Having followed once in the footsteps of President Andres Manuel Lopez Obrador as mayor of Mexico City, Ebrard is banking he can do it again in the race to be the ruling National Regeneration Movement’s (MORENA) 2024 presidential candidate.
This month, the 63-year-old Ebrard stood down as foreign minister to seek the MORENA nomination, unleashing a contest that could strain the leftist party’s unity.
His more business-oriented and moderate instincts stand apart from Lopez Obrador’s outspoken rhetoric, but also raise doubts about whether he can get enough support from a party whose base identifies strongly with the president, analysts say.
Reuters spoke to over two dozen officials, politicians, diplomats, executives, and aides to Ebrard to assess his chances of clinching the MORENA ticket for the June 2024 election.
A winner is expected on Sept. 6 after national polling.
Luis Huacuja, a political consultant and professor at the National Autonomous University of Mexico, said Ebrard’s experience and record appeared to make him an “ideal” contender.
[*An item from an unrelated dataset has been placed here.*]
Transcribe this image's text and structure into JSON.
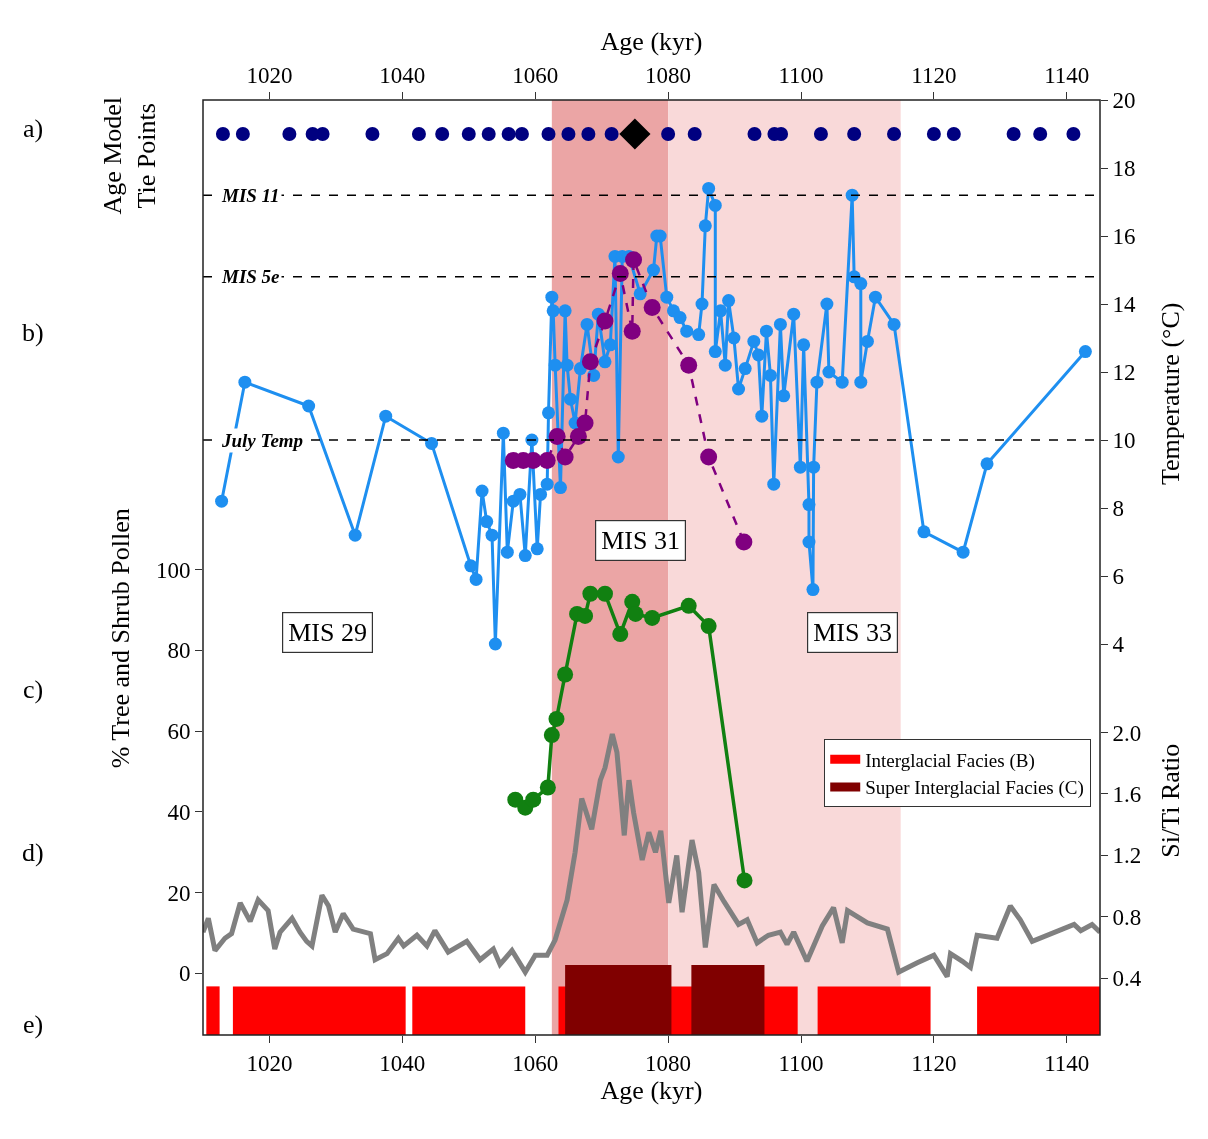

But that did not mean party loyalists would when polled, see the more centrist Ebrard as most suited to upholding Lopez Obrador’s legacy, he argued.
“He could go down well in some quarters, and badly in others,” Huacuja said.
Ebrard has won some early battles, persuading the president that contenders for the nomination should leave office, and that polls to pick the winner be open to the public.
He told Reuters “hard” left critics had long painted him as moderate, but said they had not governed – and that it was he who delivered results for the capital as mayor from 2006-2012.
Private investment flourished during his administration, Ebrard said, pointing to how the left’s appeal in Mexico City extended from poorer households to the middle class, helping his successor secure a landslide victory.
That support was crucial to control Congress, he argued.
“You need a coalition with the middle class either way,” said Ebrard, who has been a key troubleshooter for Lopez Obrador, helping contain threats from former U.S. President Donald Trump over immigration, trade, and security.
While Lopez Obrador has slammed critics, clashed with business, and questioned checks on presidential power, Ebrard, supporters say, is a unifier who will lift growth and reassure investors.
“(Ebrard) is committed to the division of powers and strengthening institutions,” said MORENA senator Rafael Espino.
If nominated, Ebrard is likely to become president, polling shows. MORENA is a hot favorite to win, propelled by Lopez Obrador’s approval ratings of around 60%. Mexican law bars presidents from re-election.